I rode the Western Express this summer and surface water can be rare. However, I carried a bottle filter that someone gave me. I'm glad I had it. It doubled as an extra water container (I was carrying as much s 2 gallons at time) and when I did find water I was glad to have a filter.
I have since switched to the Sawyer Mini. And that's after years in the back country with an MSR Sweet Water.
It can't hurt to carry something like a Sawyer. I also have an extra 1 liter Platypus. It's useful to have a cup or pot in order to fill the plastic bag bottles, the opening is really small.
Never a bad day to ride...

Offline John Nelson

Re: Water Filtration
« Reply #7 on: December 03, 2015, 10:44:31 am »
I agree with Pete, especially if you are touring on paved roads. Filters are great for the back-country, but not all that useful on roads. I carried three gallons through the Mojave Desert this summer. A filter would have been of no value. In general (with some exceptions), where there are surface water and roads, there are people and towns.

Offline BikePacker

Re: Water Filtration
« Reply #8 on: December 03, 2015, 12:28:01 pm »
What I am about to describe to you that I do for water ‘purification’/'filtration' (subject to one’s technical definitions) that I have never heard of or seen anyone else doing (you have been herewith warned :- ) &, therefore, it just may be a really dumb method, however, it seems to have been working well for me for years - I use a PUR pitcher
Here is how come:
1.   Cheap (Less than $25, including first filter).
2.   Effective - filters, BOTH chemicals AND ‘bugs’ – Use the “2 Stage Filters.”
3.   Weighs in total the same as my pump purifiers.
4.   It fits in my panniers and I simply pack the interior of the pitcher with clothing to thereby not lose space.
5.   Fast – About 5 minutes to gravity feed full volume.
6.   Easy – gravity fed.
7.   No/zero mechanical breakdown possibility – gravity fed.
8.   Replacement filters (Replace after 40 gallons) available at everywhere.
Via Amazon the PUR Water Pitcher w/ 2 stage filter: http://www.amazon.com/PUR-CR-6000C-PITCHER-INDICATOR-FILTER/dp/B000QR95CQ/ref=sr_1_5?ie=UTF8&qid=1449161751&sr=8-5&keywords=PUR+PITCHER+2+stage
Never have gotten sick from bad water.  Water has always tasted 'okay' to normal.

Offline johnsondasw

Re: Water Filtration
« Reply #9 on: December 06, 2015, 12:42:48 am »
I've used iodine tablets many times, but not for day after day.  I wouldn't want to use them long term.
May the wind be at your back!

Offline staehpj1

Re: Water Filtration
« Reply #10 on: December 06, 2015, 08:32:30 am »
I agree with Pete, especially if you are touring on paved roads. Filters are great for the back-country, but not all that useful on roads. I carried three gallons through the Mojave Desert this summer. A filter would have been of no value. In general (with some exceptions), where there are surface water and roads, there are people and towns.

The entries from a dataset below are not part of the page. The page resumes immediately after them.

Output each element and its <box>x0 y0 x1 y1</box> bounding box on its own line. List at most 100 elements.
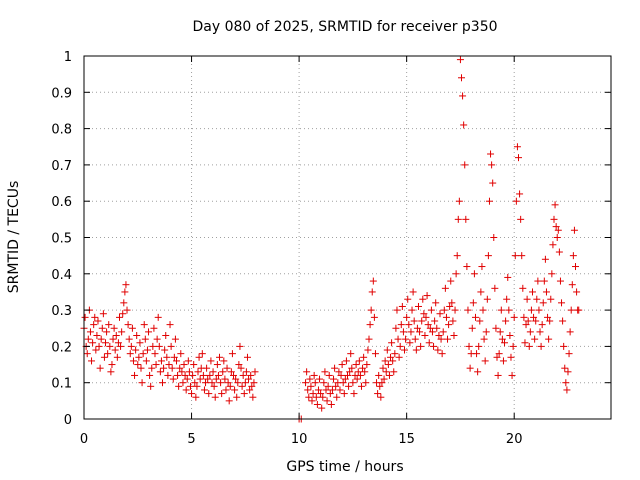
data-point <box>515 154 523 162</box>
data-point <box>320 379 328 387</box>
data-point <box>496 328 504 336</box>
data-point <box>485 197 493 205</box>
data-point <box>375 371 383 379</box>
data-point <box>482 328 490 336</box>
y-tick-label: 0 <box>64 413 72 428</box>
data-point <box>226 382 234 390</box>
data-point <box>313 400 321 408</box>
data-point <box>81 313 89 321</box>
data-point <box>451 306 459 314</box>
data-point <box>115 313 123 321</box>
y-tick-label: 0.7 <box>51 159 72 174</box>
data-point <box>434 346 442 354</box>
x-tick-label: 10 <box>291 432 308 447</box>
data-point <box>138 379 146 387</box>
data-point <box>352 361 360 369</box>
data-point <box>207 357 215 365</box>
data-point <box>491 284 499 292</box>
data-point <box>368 288 376 296</box>
data-point <box>495 350 503 358</box>
chart-title: Day 080 of 2025, SRMTID for receiver p35… <box>192 19 497 35</box>
data-point <box>168 364 176 372</box>
data-point <box>371 350 379 358</box>
data-point <box>510 313 518 321</box>
data-point <box>459 92 467 100</box>
data-point <box>394 335 402 343</box>
data-point <box>393 306 401 314</box>
data-point <box>524 317 532 325</box>
data-point <box>243 353 251 361</box>
data-point <box>107 368 115 376</box>
data-point <box>86 328 94 336</box>
data-point <box>209 368 217 376</box>
data-point <box>484 252 492 260</box>
data-point <box>420 310 428 318</box>
data-point <box>568 281 576 289</box>
data-point <box>532 317 540 325</box>
data-point <box>339 379 347 387</box>
data-point <box>528 288 536 296</box>
data-point <box>535 306 543 314</box>
data-point <box>565 350 573 358</box>
data-point <box>456 56 464 64</box>
data-point <box>411 335 419 343</box>
data-point <box>90 321 98 329</box>
data-point <box>453 252 461 260</box>
data-point <box>193 382 201 390</box>
data-point <box>328 386 336 394</box>
data-point <box>408 306 416 314</box>
data-point <box>549 241 557 249</box>
data-point <box>242 368 250 376</box>
data-point <box>136 339 144 347</box>
data-point <box>221 375 229 383</box>
data-point <box>195 353 203 361</box>
data-point <box>330 375 338 383</box>
data-point <box>106 342 114 350</box>
data-point <box>430 342 438 350</box>
data-point <box>190 361 198 369</box>
data-point <box>323 397 331 405</box>
data-point <box>249 393 257 401</box>
data-point <box>185 368 193 376</box>
data-point <box>382 368 390 376</box>
data-point <box>198 350 206 358</box>
data-point <box>563 386 571 394</box>
data-point <box>137 364 145 372</box>
data-point <box>312 393 320 401</box>
data-point <box>534 277 542 285</box>
data-point <box>109 335 117 343</box>
data-point <box>214 371 222 379</box>
data-point <box>404 295 412 303</box>
data-point <box>191 379 199 387</box>
data-point <box>348 364 356 372</box>
data-point <box>410 317 418 325</box>
data-point <box>154 313 162 321</box>
data-point <box>146 371 154 379</box>
data-point <box>202 379 210 387</box>
data-point <box>512 197 520 205</box>
data-point <box>150 324 158 332</box>
data-point <box>176 364 184 372</box>
data-point <box>97 335 105 343</box>
x-tick-labels: 0 5 10 15 20 <box>80 432 523 447</box>
y-tick-label: 0.8 <box>51 123 72 138</box>
data-point <box>555 248 563 256</box>
data-point <box>200 386 208 394</box>
data-point <box>103 328 111 336</box>
data-point <box>228 350 236 358</box>
data-point <box>433 324 441 332</box>
data-point <box>188 390 196 398</box>
data-point <box>98 324 106 332</box>
data-point <box>222 386 230 394</box>
data-points-layer <box>80 56 583 423</box>
data-point <box>387 353 395 361</box>
data-point <box>413 324 421 332</box>
data-point <box>508 371 516 379</box>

So far, for road touring, I have found at one exception where I found carrying a filter to be a great plus.  That was on the Sierra Cascades route where it was pretty remote and there were lots of ice cold snow melt streams.  The weather was hot and the ice cold water was great!  Also on that route I was able to carry less water a lot of places.

On most of my other tours the filter would have been useless.  The ST had pretty much no surface water for a very large portion of the trip and where there was there were also towns frequently enough.